Study after study has shown us that youth predominately get their information from peers and the internet. It is of course important to arm teachers, parents and other adults with accurate, evidence-based sexual health information, but we also need to equip youth with detailed sexual health info so that they can make the best use of this tendency toward peer-to-peer knowledge-sharing.

In my first year in this job, I started noticing how much casual, day-to-day peer education was happening between the Insight troupe members and their friends and classmates. In the bathroom at school and on a couch at a party, the troupe members were handing out free condoms, correcting misinformation and giving people info on where to go for STI testing, abortion care and affordable contraception. So we decided to formalize that part of the program. We gave the troupe members condoms to keep in their backpacks and created an information package so that they had the info they needed to refer their peers to local sexual and reproductive health (SRH) services as questions came up.

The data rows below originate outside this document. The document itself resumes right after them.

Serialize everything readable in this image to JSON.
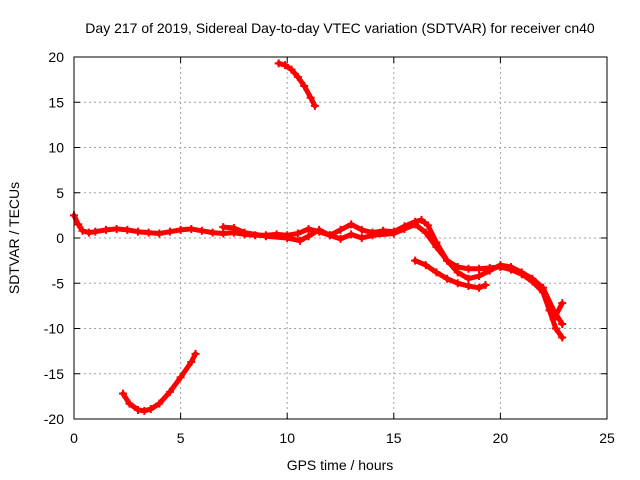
{
  "chart_data": {
    "type": "scatter",
    "title": "Day 217 of 2019, Sidereal Day-to-day VTEC variation (SDTVAR) for receiver cn40",
    "xlabel": "GPS time / hours",
    "ylabel": "SDTVAR / TECUs",
    "xlim": [
      0,
      25
    ],
    "ylim": [
      -20,
      20
    ],
    "xticks": [
      0,
      5,
      10,
      15,
      20,
      25
    ],
    "yticks": [
      -20,
      -15,
      -10,
      -5,
      0,
      5,
      10,
      15,
      20
    ],
    "xtick_labels": [
      "0",
      "5",
      "10",
      "15",
      "20",
      "25"
    ],
    "ytick_labels": [
      "-20",
      "-15",
      "-10",
      "-5",
      "0",
      "5",
      "10",
      "15",
      "20"
    ],
    "grid": true,
    "marker_color": "#ff0000",
    "series": [
      {
        "name": "main-track-a",
        "x": [
          0.0,
          0.2,
          0.4,
          0.7,
          1.0,
          1.5,
          2.0,
          2.5,
          3.0,
          3.5,
          4.0,
          4.5,
          5.0,
          5.5,
          6.0,
          6.5,
          7.0,
          7.5,
          8.0,
          8.5,
          9.0,
          9.5,
          10.0,
          10.5,
          11.0,
          11.5,
          12.0,
          12.5,
          13.0,
          13.5,
          14.0,
          14.5,
          15.0,
          15.5,
          16.0,
          16.3,
          16.6,
          17.0,
          17.5,
          18.0,
          18.5,
          19.0,
          19.5,
          20.0,
          20.5,
          21.0,
          21.5,
          22.0,
          22.3,
          22.6,
          22.9
        ],
        "y": [
          2.5,
          1.5,
          0.8,
          0.6,
          0.7,
          0.9,
          1.0,
          0.9,
          0.7,
          0.6,
          0.5,
          0.7,
          0.9,
          1.0,
          0.8,
          0.6,
          0.5,
          0.6,
          0.4,
          0.3,
          0.3,
          0.4,
          0.3,
          0.5,
          1.0,
          0.7,
          0.3,
          0.9,
          1.5,
          0.9,
          0.6,
          0.8,
          0.7,
          1.3,
          1.8,
          2.0,
          1.4,
          -0.5,
          -2.5,
          -3.2,
          -3.4,
          -3.4,
          -3.3,
          -3.2,
          -3.5,
          -4.0,
          -4.8,
          -6.0,
          -8.0,
          -10.0,
          -11.0
        ]
      },
      {
        "name": "main-track-b",
        "x": [
          7.0,
          7.5,
          8.0,
          9.0,
          10.0,
          10.6,
          11.0,
          11.5,
          12.0,
          12.5,
          13.0,
          13.5,
          14.0,
          15.0,
          15.5,
          16.0,
          16.5,
          17.0,
          17.5,
          18.0,
          18.5,
          19.0,
          19.5,
          20.0,
          20.5,
          21.0,
          21.5,
          22.0,
          22.5,
          22.9
        ],
        "y": [
          1.2,
          1.1,
          0.6,
          0.2,
          0.0,
          -0.3,
          0.2,
          0.9,
          0.3,
          -0.1,
          0.4,
          0.0,
          0.3,
          0.5,
          1.0,
          1.5,
          0.6,
          -1.0,
          -2.5,
          -3.8,
          -4.5,
          -4.2,
          -3.6,
          -3.0,
          -3.2,
          -3.8,
          -4.5,
          -5.5,
          -8.0,
          -9.5
        ]
      },
      {
        "name": "segment-c",
        "x": [
          16.0,
          16.5,
          17.0,
          17.5,
          18.0,
          18.5,
          19.0,
          19.3
        ],
        "y": [
          -2.5,
          -3.0,
          -3.8,
          -4.5,
          -5.0,
          -5.3,
          -5.5,
          -5.2
        ]
      },
      {
        "name": "segment-d",
        "x": [
          22.5,
          22.9
        ],
        "y": [
          -9.0,
          -7.2
        ]
      },
      {
        "name": "upper-arc",
        "x": [
          9.6,
          9.9,
          10.2,
          10.5,
          10.8,
          11.1,
          11.3
        ],
        "y": [
          19.3,
          19.1,
          18.6,
          17.8,
          16.8,
          15.5,
          14.6
        ]
      },
      {
        "name": "lower-arc",
        "x": [
          2.3,
          2.6,
          3.0,
          3.3,
          3.6,
          4.0,
          4.5,
          5.0,
          5.5,
          5.7
        ],
        "y": [
          -17.2,
          -18.3,
          -19.0,
          -19.1,
          -18.9,
          -18.3,
          -17.0,
          -15.4,
          -13.7,
          -12.8
        ]
      }
    ]
  }
}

If youth are more comfortable talking to other youth about sex, then let’s train youth to talk to other youth about sex. There are lots of great sex education initiatives out there but, when it comes to really engaging youth, you have to pay attention to what they do and why. Youth trust word of mouth. They trust their friends. They trust the internet. Unless someone they trust has vouched for you, or you’ve proven upside down and sideways that you can be trusted, you’re not likely to get very far in terms of giving advice or being seen to have credible information.

Another big lesson I’ve learned in this job is that sex ed tends to go better when you indulge in a little infotainment. Over my last 15 years as an educator, I’ve noticed how much deeper arts-based educational initiatives go when it comes to youth and the ways they integrate information. Want to talk about anti-oppression? Analyze pop songs. Want to discuss consent? Show clips of TV shows. And, if you want them to listen when you talk about sex, present them with scenes that look and sound like their lives. Quote the TV shows they like, make reference to the songs they’re listening to and give them a chance to talk to their peers about what they’re thinking and feeling.